At 3.2E9 base pairs, assuming recombination anywhere, and completely homogeneous passing of genetic material (both assumptions are bogus but let’s pretend), 31 generations back would get you one base pair from each parent[sup]n[/sup]. Finding 4% Neandertal base pairs would be consistent with ~4% of those n = 31 parent slots being 100% Neandertal.

But of course, recombination is chunky. The probability of having zero DNA from a given ancestor goes to unity pretty darn quick (~12 generations?). Some genes are more likely to get passed on.

Well, it can mean “ancestral slots” if you make a hypothetical model construct that has no reality and use “ancestral slots” any way you want.

What it means in real life is that 1-4% of the genome of modern eurasians reflects a pattern that is derived from the Neanderthal genome and not from the “anatomically modern” source pool genome that arose in africa about 200 kya (the L0 mitochondrial line).

When we look at a given base pair in our genome, the only pattern we see is that cytosine and guanine pair up, as do adenine and guanine. If we step back, though, we see larger patterns which are created because whole chunks tend to move as a unit as they are passed from ancestral to descendant organisms. Entire sequences of AG/CT pairings along the molecule are preserved, in part because it requires a whole nucleobase range to execute a coding function.

We call those ranges a “gene” when we can identify a reasonable nucleobase start and end point, and have an idea what function is created. There are other chunks (DNA ranges) which move together as a unit but are either junk (we think there is a lot of that) or unidentified genes, or whatever.

Nevertheless, because sections of DNA are preserved as a unit (whether “genes” or not), patterns are preserved. What we call a gene has multiple variants as individual nucleobases within that gene sequence location are swapped out by random changes, some of which are preserved because evolution finds them suitable to drive reproduction. Over time, the patterns (DNA sequences) change among separated groups.

More precisely, the gene variants and other sets of DNA sequences reflect nuclebase changes derived and preserved for one reason or another along the descendant lineages. What happens over time is that the prevalence of newly introduced patterns (sequence variations) changes from group to group.

We use various marker techniques to track these patterns, and infer from those techniques which patterns derive from which ancestral lineages.

We can therefore also infer from pattern sampling (and, sometimes, more direct measurements) what total percentage of DNA chunks are derived from which ancestral group.

For Neanderthal contribution, about 1-4% of the genome of modern eurasions show DNA sequence patterns that existed only in Neanderthals.

That’s what it means. Nothing about “ancestral slots,” and I have not seen papers which discuss it that way.

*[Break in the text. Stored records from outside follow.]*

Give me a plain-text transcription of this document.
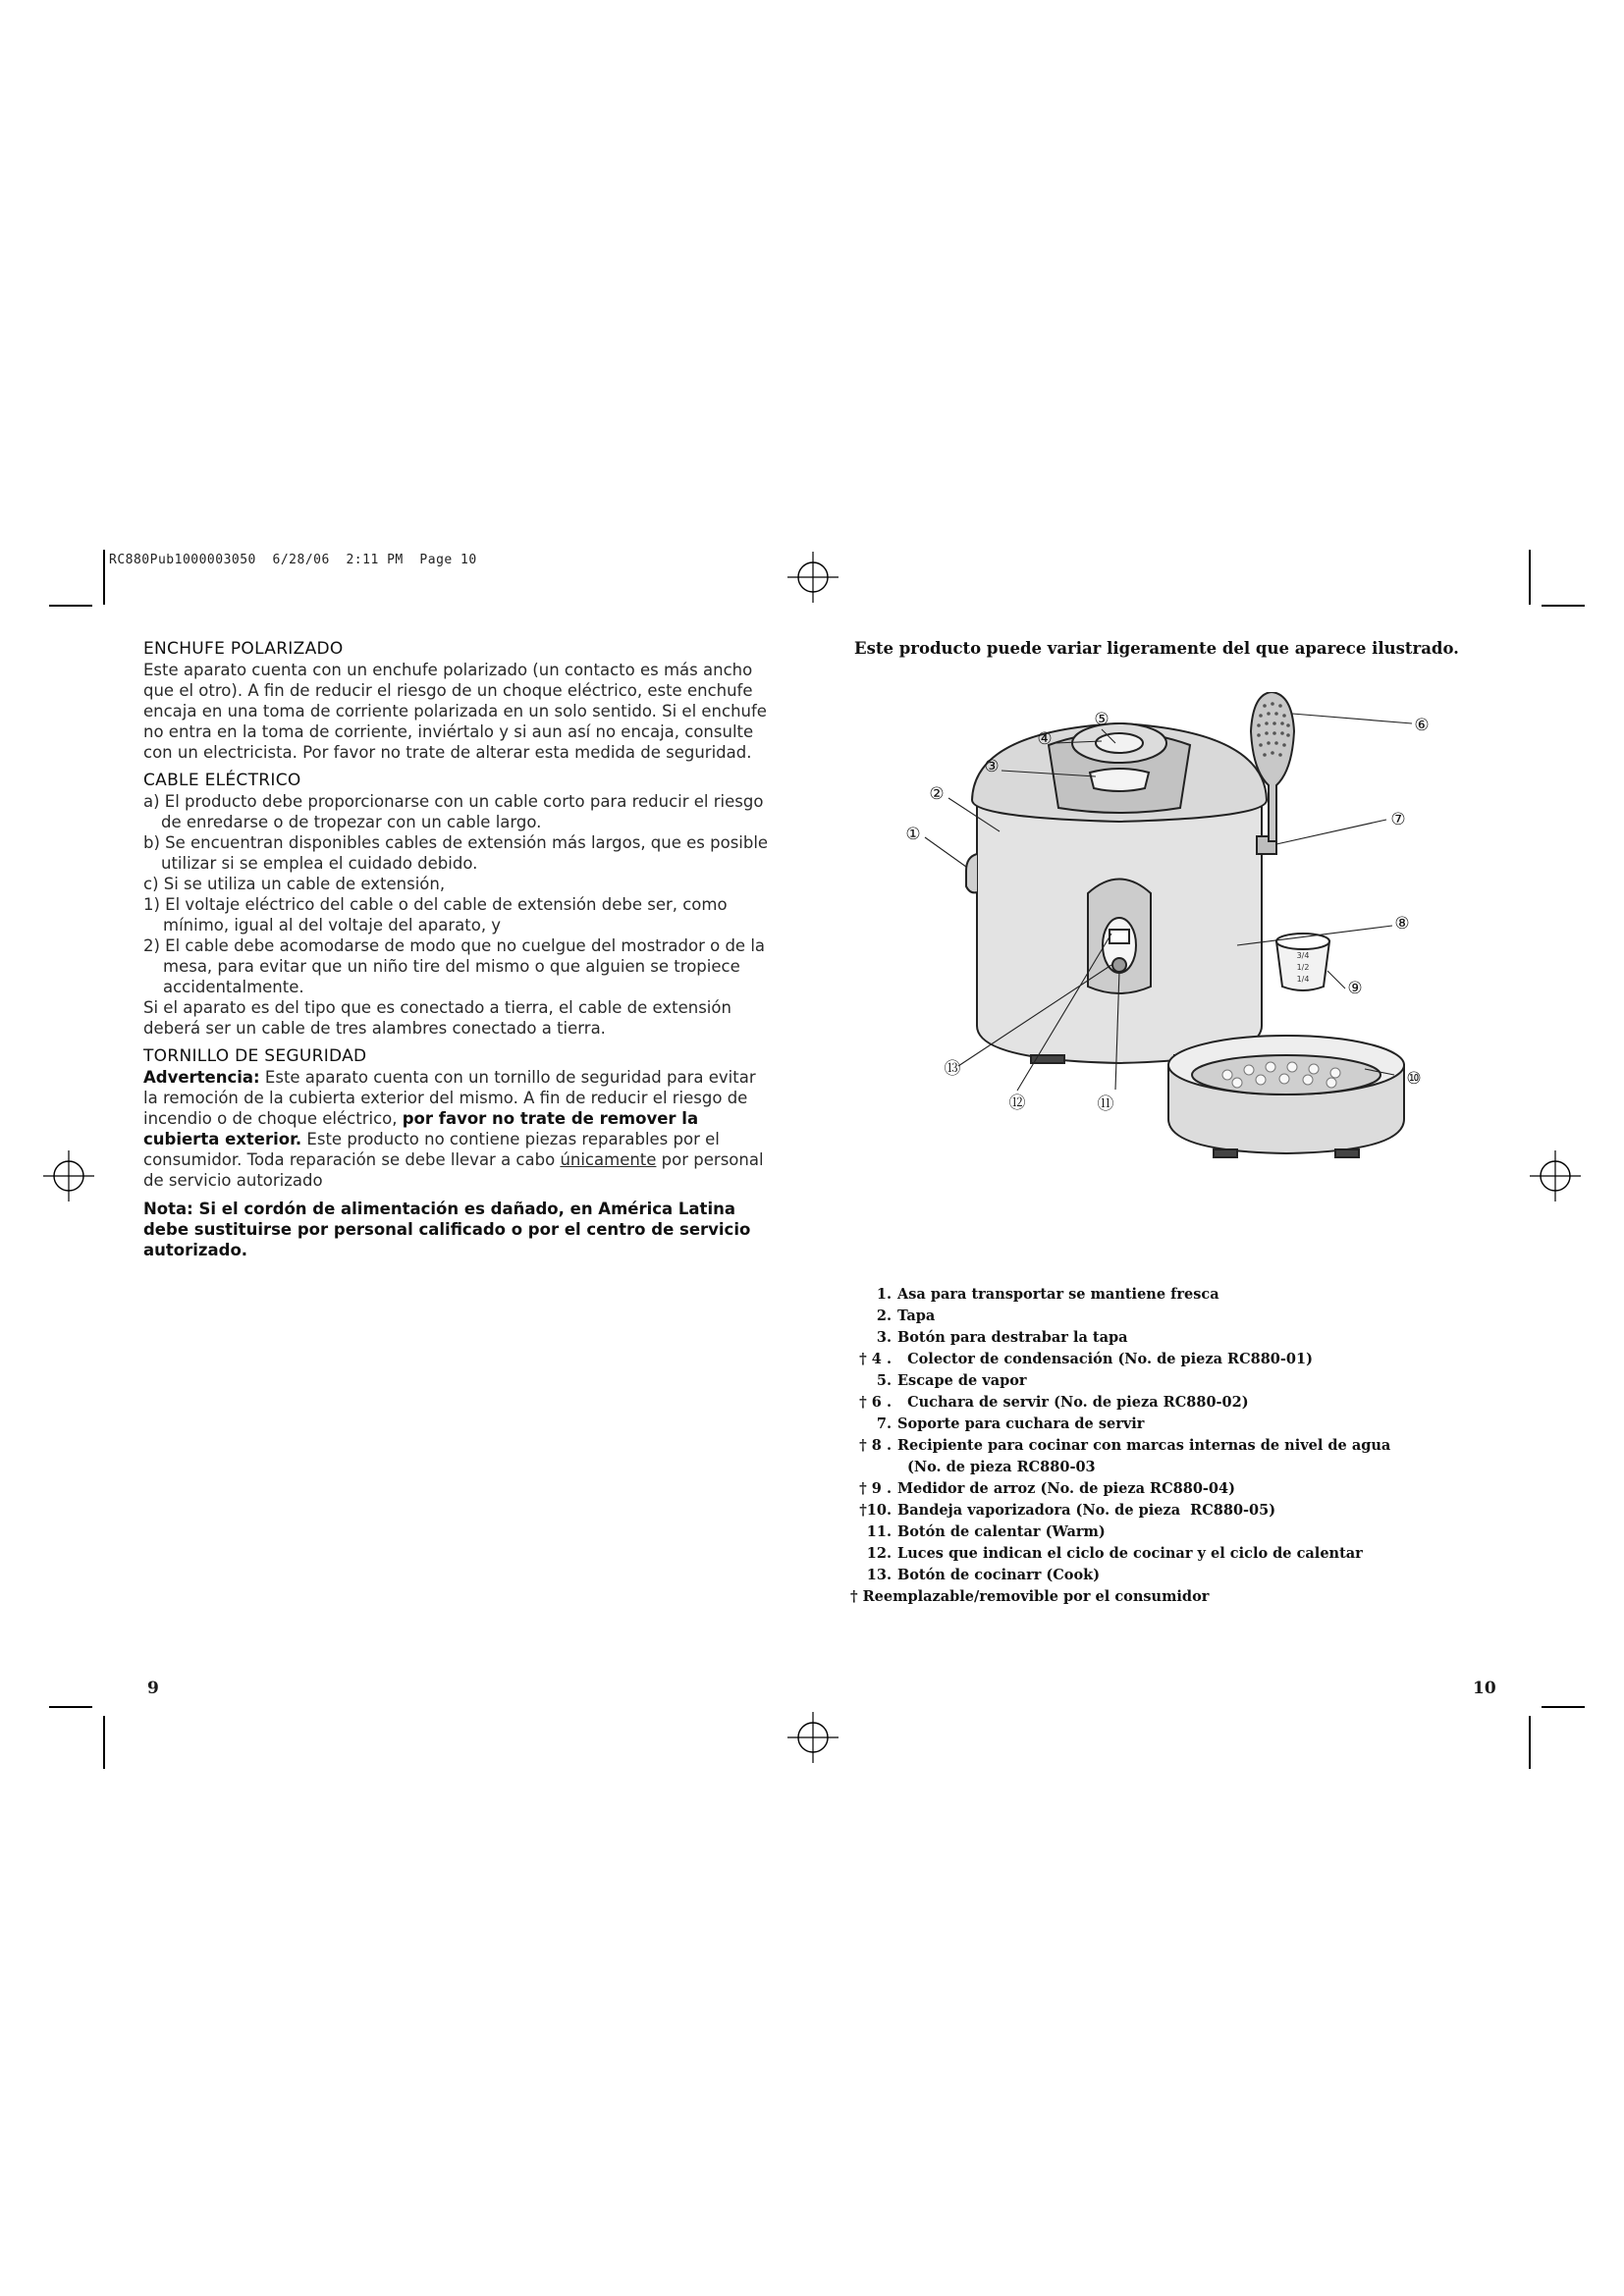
RC880Pub1000003050  6/28/06  2:11 PM  Page 10
ENCHUFE POLARIZADO

Este aparato cuenta con un enchufe polarizado (un contacto es más ancho que el otro). A fin de reducir el riesgo de un choque eléctrico, este enchufe encaja en una toma de corriente polarizada en un solo sentido. Si el enchufe no entra en la toma de corriente, inviértalo y si aun así no encaja, consulte con un electricista. Por favor no trate de alterar esta medida de seguridad.

CABLE ELÉCTRICO

a) El producto debe proporcionarse con un cable corto para reducir el riesgo de enredarse o de tropezar con un cable largo.

b) Se encuentran disponibles cables de extensión más largos, que es posible utilizar si se emplea el cuidado debido.

c) Si se utiliza un cable de extensión,

1) El voltaje eléctrico del cable o del cable de extensión debe ser, como mínimo, igual al del voltaje del aparato, y

2) El cable debe acomodarse de modo que no cuelgue del mostrador o de la mesa, para evitar que un niño tire del mismo o que alguien se tropiece accidentalmente.

Si el aparato es del tipo que es conectado a tierra, el cable de extensión deberá ser un cable de tres alambres conectado a tierra.

TORNILLO DE SEGURIDAD

Advertencia: Este aparato cuenta con un tornillo de seguridad para evitar la remoción de la cubierta exterior del mismo. A fin de reducir el riesgo de incendio o de choque eléctrico, por favor no trate de remover la cubierta exterior. Este producto no contiene piezas reparables por el consumidor. Toda reparación se debe llevar a cabo únicamente por personal de servicio autorizado

Nota: Si el cordón de alimentación es dañado, en América Latina debe sustituirse por personal calificado o por el centro de servicio autorizado.

Este producto puede variar ligeramente del que aparece ilustrado.
3/4
1/2
1/4
①
②
③
④
⑤	⑥
⑦
⑧
⑨
⑩
⑪
⑫
⑬
1. Asa para transportar se mantiene fresca
2. Tapa
3. Botón para destrabar la tapa
† 4 .  Colector de condensación (No. de pieza RC880-01)
5. Escape de vapor
† 6 .  Cuchara de servir (No. de pieza RC880-02)
7. Soporte para cuchara de servir
† 8 . Recipiente para cocinar con marcas internas de nivel de agua
(No. de pieza RC880-03
† 9 . Medidor de arroz (No. de pieza RC880-04)
†10. Bandeja vaporizadora (No. de pieza  RC880-05)
11. Botón de calentar (Warm)
12. Luces que indican el ciclo de cocinar y el ciclo de calentar
13. Botón de cocinarr (Cook)
† Reemplazable/removible por el consumidor
9	10
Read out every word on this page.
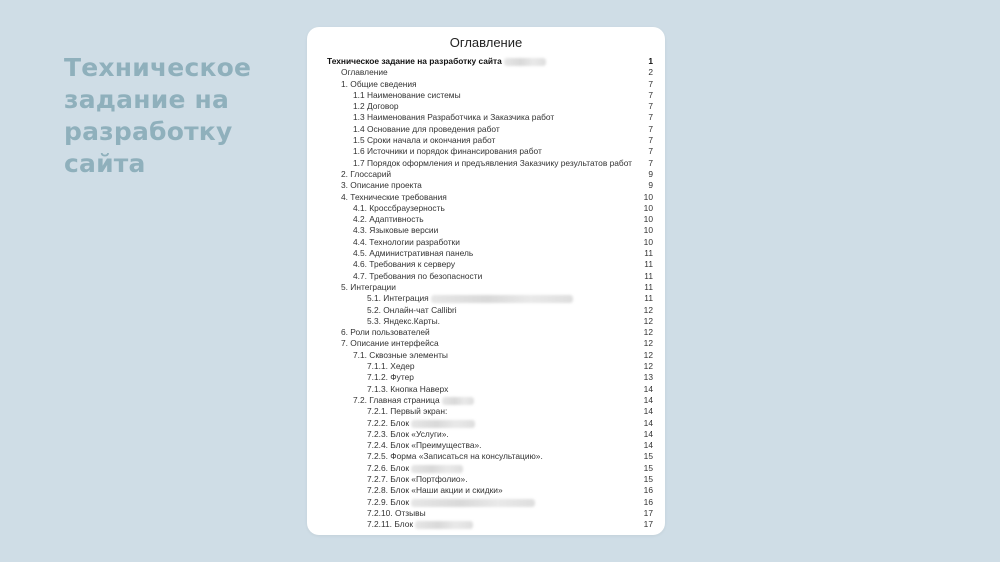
Техническое задание на разработку сайта
Оглавление
Техническое задание на разработку сайта	1
Оглавление	2
1. Общие сведения	7
1.1 Наименование системы	7
1.2 Договор	7
1.3 Наименования Разработчика и Заказчика работ	7
1.4 Основание для проведения работ	7
1.5 Сроки начала и окончания работ	7
1.6 Источники и порядок финансирования работ	7
1.7 Порядок оформления и предъявления Заказчику результатов работ 7
2. Глоссарий	9
3. Описание проекта	9
4. Технические требования	10
4.1. Кроссбраузерность	10
4.2. Адаптивность	10
4.3. Языковые версии	10
4.4. Технологии разработки	10
4.5. Административная панель	11
4.6. Требования к серверу	11
4.7. Требования по безопасности	11
5. Интеграции	11
5.1. Интеграция	11
5.2. Онлайн-чат Callibri	12
5.3. Яндекс.Карты.	12
6. Роли пользователей	12
7. Описание интерфейса	12
7.1. Сквозные элементы	12
7.1.1. Хедер	12
7.1.2. Футер	13
7.1.3. Кнопка Наверх	14
7.2. Главная страница	14
7.2.1. Первый экран:	14
7.2.2. Блок	14
7.2.3. Блок «Услуги».	14
7.2.4. Блок «Преимущества».	14
7.2.5. Форма «Записаться на консультацию».	15
7.2.6. Блок	15
7.2.7. Блок «Портфолио».	15
7.2.8. Блок «Наши акции и скидки»	16
7.2.9. Блок	16
7.2.10. Отзывы	17
7.2.11. Блок	17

What will happen as further work is done is that we will figure out which areas of physiology are involved, and perhaps eventually what the exact effect was.

Nice diagram here.

“The team identified more than 70 gene changes that were unique to modern humans. These genes are implicated in physiology, the development of the brain, skin and bone…
Any functional significance of these shared genes remains to be determined, but that will certainly be a focus for the next stages of this fascinating research.”

adenine and thymine… AT/CG
sheesh.

Epicanthic folds are useful in any condition which is improved by squinting. Harsh wind, extreme low temps, extreme high temps, extremely dry air, bright light, all these are made easier to deal with if you can provide more protection to the eyeball with a minimum of effort and vision loss.

There is a great deal of argument as to whether it originally emerged as an adaptation to cold, or to bright sunlight. I was unable to locate any theories in relation to flatware.

As for Down’s syndrome, it’s an anomaly and not adaptive in any way that I have ever heard. Although, come to think of it, it does tend to teach siblings compassion and cooperation. At any rate, I’ve known quite a few people with Down’s, and none of them had any difficulty with eating utensils.